Elasticsearch Performance – Impact of parallel clients

In this article I discuss about the impact of parallel clients on the Elasticsearch (ES) indexing and update performance.

We tested against an index with single shard, 5 documents were indexed in each batch. We kept on increasing the number of parallel clients to see the impact on performance. We tested with 100K documents. The size of each document was around 400KB.

Our parallel clients were java based, they emulated the service instances that do actual indexing and update to ES in production.

We tested against Elasticsearch version 5.1.1.

We did our test with single ES node without any replica. We tested the same index with 5, 10, 15 and 20 parallel clients. The best performance we got was with parallel clients between 15 and 20.

Our node was a blank node with no other indexes on it, our node had 6 unrelated shards.

With 5 parallel clients it was taking around 58-60 minutes to index or update 100K documents. We achieved disk throughput of around 80-85MB.

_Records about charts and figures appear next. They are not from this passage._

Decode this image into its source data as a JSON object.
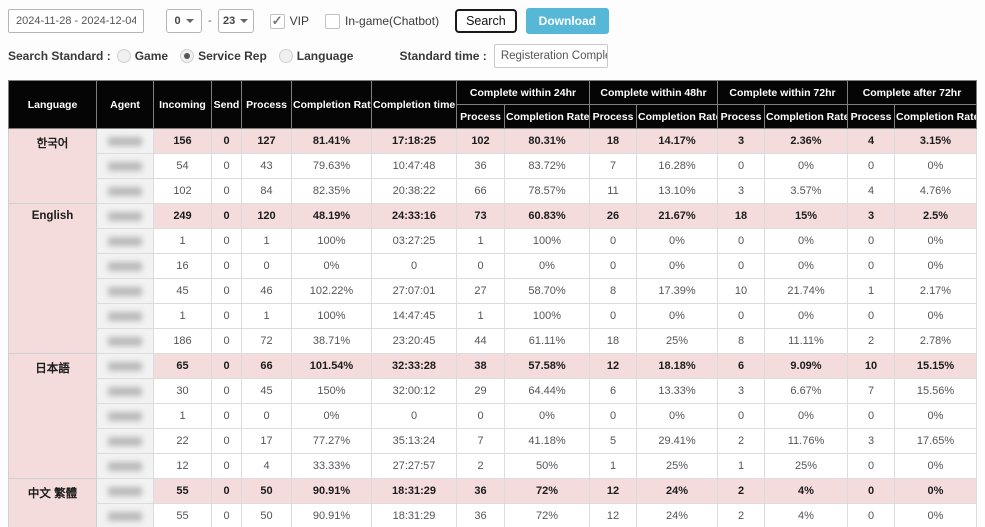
{
  "filters": {
    "date_range": "2024-11-28 - 2024-12-04",
    "hour_from": "0",
    "hour_to": "23",
    "range_dash": "-",
    "vip_label": "VIP",
    "vip_checked": true,
    "ingame_label": "In-game(Chatbot)",
    "ingame_checked": false,
    "search_label": "Search",
    "download_label": "Download",
    "search_standard_label": "Search Standard :",
    "standard_options": [
      "Game",
      "Service Rep",
      "Language"
    ],
    "standard_selected": "Service Rep",
    "standard_time_label": "Standard time :",
    "standard_time_value": "Registeration Complete ~ Cor"
  },
  "colors": {
    "header_bg": "#050505",
    "summary_row_bg": "#f5dcdc",
    "label_column_bg": "#f2f2f2",
    "download_button": "#57b7d7"
  },
  "table": {
    "headers": {
      "language": "Language",
      "agent": "Agent",
      "incoming": "Incoming",
      "send": "Send",
      "process": "Process",
      "completion_rate": "Completion Rate",
      "completion_time": "Completion time",
      "group_24": "Complete within 24hr",
      "group_48": "Complete within 48hr",
      "group_72": "Complete within 72hr",
      "group_after72": "Complete after 72hr",
      "sub_process": "Process",
      "sub_rate": "Completion Rate"
    },
    "col_keys": [
      "incoming",
      "send",
      "process",
      "completion_rate",
      "completion_time",
      "p24_process",
      "p24_rate",
      "p48_process",
      "p48_rate",
      "p72_process",
      "p72_rate",
      "after72_process",
      "after72_rate"
    ],
    "groups": [
      {
        "language": "한국어",
        "rows": [
          {
            "summary": true,
            "cells": [
              "156",
              "0",
              "127",
              "81.41%",
              "17:18:25",
              "102",
              "80.31%",
              "18",
              "14.17%",
              "3",
              "2.36%",
              "4",
              "3.15%"
            ]
          },
          {
            "summary": false,
            "cells": [
              "54",
              "0",
              "43",
              "79.63%",
              "10:47:48",
              "36",
              "83.72%",
              "7",
              "16.28%",
              "0",
              "0%",
              "0",
              "0%"
            ]
          },
          {
            "summary": false,
            "cells": [
              "102",
              "0",
              "84",
              "82.35%",
              "20:38:22",
              "66",
              "78.57%",
              "11",
              "13.10%",
              "3",
              "3.57%",
              "4",
              "4.76%"
            ]
          }
        ]
      },
      {
        "language": "English",
        "rows": [
          {
            "summary": true,
            "cells": [
              "249",
              "0",
              "120",
              "48.19%",
              "24:33:16",
              "73",
              "60.83%",
              "26",
              "21.67%",
              "18",
              "15%",
              "3",
              "2.5%"
            ]
          },
          {
            "summary": false,
            "cells": [
              "1",
              "0",
              "1",
              "100%",
              "03:27:25",
              "1",
              "100%",
              "0",
              "0%",
              "0",
              "0%",
              "0",
              "0%"
            ]
          },
          {
            "summary": false,
            "cells": [
              "16",
              "0",
              "0",
              "0%",
              "0",
              "0",
              "0%",
              "0",
              "0%",
              "0",
              "0%",
              "0",
              "0%"
            ]
          },
          {
            "summary": false,
            "cells": [
              "45",
              "0",
              "46",
              "102.22%",
              "27:07:01",
              "27",
              "58.70%",
              "8",
              "17.39%",
              "10",
              "21.74%",
              "1",
              "2.17%"
            ]
          },
          {
            "summary": false,
            "cells": [
              "1",
              "0",
              "1",
              "100%",
              "14:47:45",
              "1",
              "100%",
              "0",
              "0%",
              "0",
              "0%",
              "0",
              "0%"
            ]
          },
          {
            "summary": false,
            "cells": [
              "186",
              "0",
              "72",
              "38.71%",
              "23:20:45",
              "44",
              "61.11%",
              "18",
              "25%",
              "8",
              "11.11%",
              "2",
              "2.78%"
            ]
          }
        ]
      },
      {
        "language": "日本語",
        "rows": [
          {
            "summary": true,
            "cells": [
              "65",
              "0",
              "66",
              "101.54%",
              "32:33:28",
              "38",
              "57.58%",
              "12",
              "18.18%",
              "6",
              "9.09%",
              "10",
              "15.15%"
            ]
          },
          {
            "summary": false,
            "cells": [
              "30",
              "0",
              "45",
              "150%",
              "32:00:12",
              "29",
              "64.44%",
              "6",
              "13.33%",
              "3",
              "6.67%",
              "7",
              "15.56%"
            ]
          },
          {
            "summary": false,
            "cells": [
              "1",
              "0",
              "0",
              "0%",
              "0",
              "0",
              "0%",
              "0",
              "0%",
              "0",
              "0%",
              "0",
              "0%"
            ]
          },
          {
            "summary": false,
            "cells": [
              "22",
              "0",
              "17",
              "77.27%",
              "35:13:24",
              "7",
              "41.18%",
              "5",
              "29.41%",
              "2",
              "11.76%",
              "3",
              "17.65%"
            ]
          },
          {
            "summary": false,
            "cells": [
              "12",
              "0",
              "4",
              "33.33%",
              "27:27:57",
              "2",
              "50%",
              "1",
              "25%",
              "1",
              "25%",
              "0",
              "0%"
            ]
          }
        ]
      },
      {
        "language": "中文 繁體",
        "rows": [
          {
            "summary": true,
            "cells": [
              "55",
              "0",
              "50",
              "90.91%",
              "18:31:29",
              "36",
              "72%",
              "12",
              "24%",
              "2",
              "4%",
              "0",
              "0%"
            ]
          },
          {
            "summary": false,
            "cells": [
              "55",
              "0",
              "50",
              "90.91%",
              "18:31:29",
              "36",
              "72%",
              "12",
              "24%",
              "2",
              "4%",
              "0",
              "0%"
            ]
          }
        ]
      }
    ]
  }
}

With 10 parallel clients it took around 33-36 mins to index or update 100K documents. We achieved disk throughput of around 131-143MB.

With 15 parallel clients it took around 25-28 mins to index or update 100K documents. We achieved disk throughput of around 154-164MB.

With 20 parallel clients it took around 23-28 mins to index or update 100K documents. We achieved disk throughput of around 168-170MB.

During my research I found no material related to impact of parallel clients on the performance of Elasticsearch.